Help in sff file processing

Hi,

I am using my 454 data for OTU analysis in mothur. And I am confused after transform my sff to a fasta file. Sequencing information, platform 454 FLX, flow pattern TACG, barcode (AAAAAAAC) removed by sequencing center, primer: GAGTTTGATCNTGGCTCAG.

However, I have trouble to understand the sequence section (from 5th base to 12nd base). The primer started from 13 base. I attached the output fasta format from different toolkit.

sff_extract (from seq_crumbs toolkit) with clipping:

GAGTTTGATCCTGGCTCAGATTGAACGCTGG…

sff_extract (from seq_crumbs toolkit) without clipping:

tcagagagcgaaGAGTTTGATCCTGGCTCAGATTGAACGCTGG…

mothur output after denoise:

AGAGCGAAGAGTTTGATCCTGGCTCAGATTGAACGCTGG…

Does anyone can help to understand the sequence agagcgaa part?
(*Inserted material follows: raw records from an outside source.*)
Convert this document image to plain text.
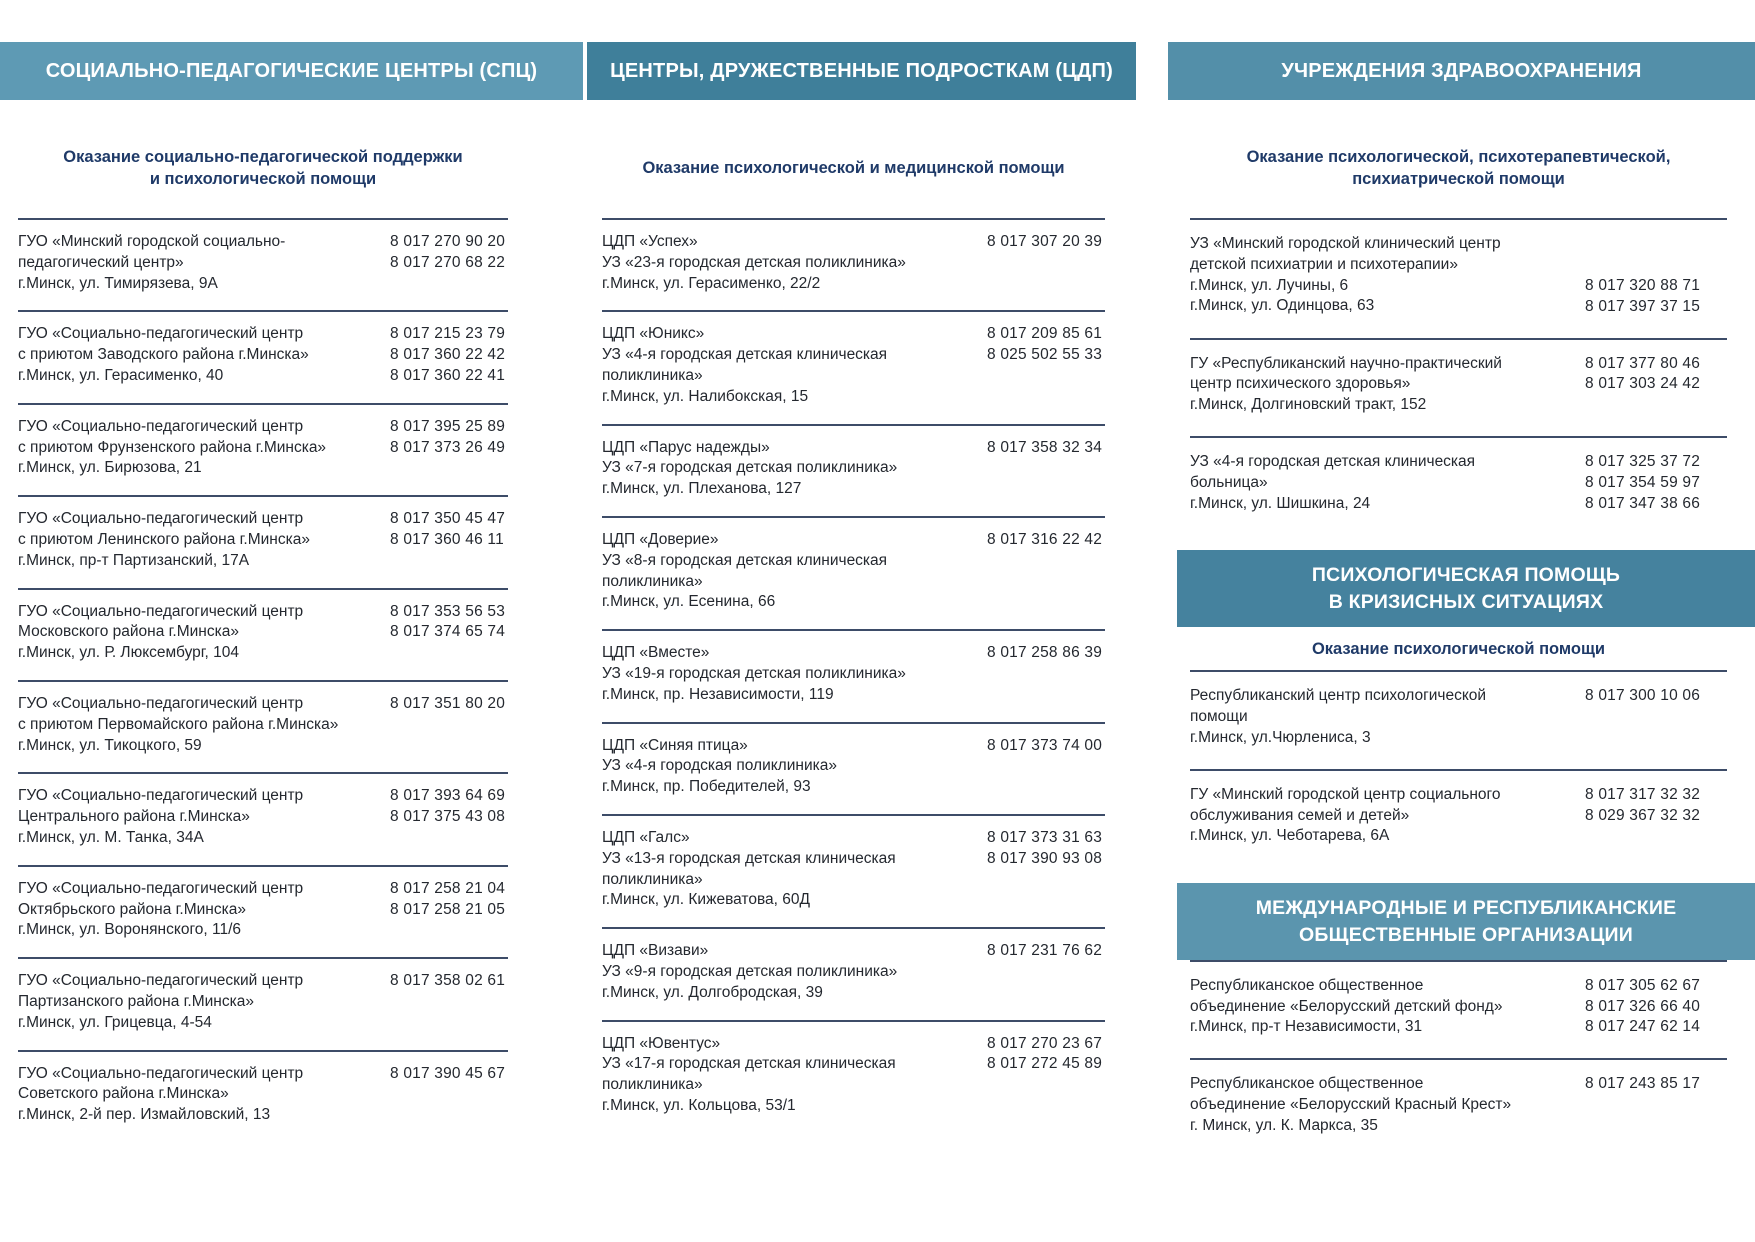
СОЦИАЛЬНО-ПЕДАГОГИЧЕСКИЕ ЦЕНТРЫ (СПЦ)	ЦЕНТРЫ, ДРУЖЕСТВЕННЫЕ ПОДРОСТКАМ (ЦДП)	УЧРЕЖДЕНИЯ ЗДРАВООХРАНЕНИЯ
Оказание социально-педагогической поддержки
и психологической помощи
ГУО «Минский городской социально-
педагогический центр»
г.Минск, ул. Тимирязева, 9А
8 017 270 90 20
8 017 270 68 22
ГУО «Социально-педагогический центр
с приютом Заводского района г.Минска»
г.Минск, ул. Герасименко, 40
8 017 215 23 79
8 017 360 22 42
8 017 360 22 41
ГУО «Социально-педагогический центр
с приютом Фрунзенского района г.Минска»
г.Минск, ул. Бирюзова, 21
8 017 395 25 89
8 017 373 26 49
ГУО «Социально-педагогический центр
с приютом Ленинского района г.Минска»
г.Минск, пр-т Партизанский, 17А
8 017 350 45 47
8 017 360 46 11
ГУО «Социально-педагогический центр
Московского района г.Минска»
г.Минск, ул. Р. Люксембург, 104
8 017 353 56 53
8 017 374 65 74
ГУО «Социально-педагогический центр
с приютом Первомайского района г.Минска»
г.Минск, ул. Тикоцкого, 59
8 017 351 80 20
ГУО «Социально-педагогический центр
Центрального района г.Минска»
г.Минск, ул. М. Танка, 34А
8 017 393 64 69
8 017 375 43 08
ГУО «Социально-педагогический центр
Октябрьского района г.Минска»
г.Минск, ул. Воронянского, 11/6
8 017 258 21 04
8 017 258 21 05
ГУО «Социально-педагогический центр
Партизанского района г.Минска»
г.Минск, ул. Грицевца, 4-54
8 017 358 02 61
ГУО «Социально-педагогический центр
Советского района г.Минска»
г.Минск, 2-й пер. Измайловский, 13
8 017 390 45 67
Оказание психологической и медицинской помощи
ЦДП «Успех»
УЗ «23-я городская детская поликлиника»
г.Минск, ул. Герасименко, 22/2
8 017 307 20 39
ЦДП «Юникс»
УЗ «4-я городская детская клиническая
поликлиника»
г.Минск, ул. Налибокская, 15
8 017 209 85 61
8 025 502 55 33
ЦДП «Парус надежды»
УЗ «7-я городская детская поликлиника»
г.Минск, ул. Плеханова, 127
8 017 358 32 34
ЦДП «Доверие»
УЗ «8-я городская детская клиническая
поликлиника»
г.Минск, ул. Есенина, 66
8 017 316 22 42
ЦДП «Вместе»
УЗ «19-я городская детская поликлиника»
г.Минск, пр. Независимости, 119
8 017 258 86 39
ЦДП «Синяя птица»
УЗ «4-я городская поликлиника»
г.Минск, пр. Победителей, 93
8 017 373 74 00
ЦДП «Галс»
УЗ «13-я городская детская клиническая
поликлиника»
г.Минск, ул. Кижеватова, 60Д
8 017 373 31 63
8 017 390 93 08
ЦДП «Визави»
УЗ «9-я городская детская поликлиника»
г.Минск, ул. Долгобродская, 39
8 017 231 76 62
ЦДП «Ювентус»
УЗ «17-я городская детская клиническая
поликлиника»
г.Минск, ул. Кольцова, 53/1
8 017 270 23 67
8 017 272 45 89
Оказание психологической, психотерапевтической,
психиатрической помощи
УЗ «Минский городской клинический центр
детской психиатрии и психотерапии»
г.Минск, ул. Лучины, 6
г.Минск, ул. Одинцова, 63
8 017 320 88 71
8 017 397 37 15
ГУ «Республиканский научно-практический
центр психического здоровья»
г.Минск, Долгиновский тракт, 152
8 017 377 80 46
8 017 303 24 42
УЗ «4-я городская детская клиническая
больница»
г.Минск, ул. Шишкина, 24
8 017 325 37 72
8 017 354 59 97
8 017 347 38 66
ПСИХОЛОГИЧЕСКАЯ ПОМОЩЬ
В КРИЗИСНЫХ СИТУАЦИЯХ
Оказание психологической помощи
Республиканский центр психологической
помощи
г.Минск, ул.Чюрлениса, 3
8 017 300 10 06
ГУ «Минский городской центр социального
обслуживания семей и детей»
г.Минск, ул. Чеботарева, 6А
8 017 317 32 32
8 029 367 32 32
МЕЖДУНАРОДНЫЕ И РЕСПУБЛИКАНСКИЕ
ОБЩЕСТВЕННЫЕ ОРГАНИЗАЦИИ
Республиканское общественное
объединение «Белорусский детский фонд»
г.Минск, пр-т Независимости, 31
8 017 305 62 67
8 017 326 66 40
8 017 247 62 14
Республиканское общественное
объединение «Белорусский Красный Крест»
г. Минск, ул. К. Маркса, 35
8 017 243 85 17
Base on the sequencing center information, it does not belong to barcode. And how should I deal with it? For example, it there a way to remove this region in mothur? Thank you!

I’m betting you got your data from MrDNA. For some reason they insist on giving people the wrong barcodes. Your barcode isn’t really AAAAAAAC. That would be a horrible barcode. You need to find out from them what the true barcodes were and then use that in trim.flows/trim.seqs.

Pat

Thank you so much for your reply. What do you think about the sequence: AGAGCGAA? Should I treat them as barcode? Or they are adapter?

Hi Pat,

I double check with sequencing center, which they added an artificial barcode to each sequence in a separate fasta file. And the AGAGCGAA belongs to adapter region. When I move the sff to QIIME by process_sff.py, they will trim the AGAGCGAA automatically. I am thinking may be there is a setting I did wrong in mothur or there is a bug for the sff format processing in mothur. Thank you!

I’m pretty sure that AGAGCGAA is the barcode unless you had the only sample on the sequencing run. It may include an adapter, but there’s probably a barcode in there somewhere. I’d insist that they tell you what the actual barcodes were.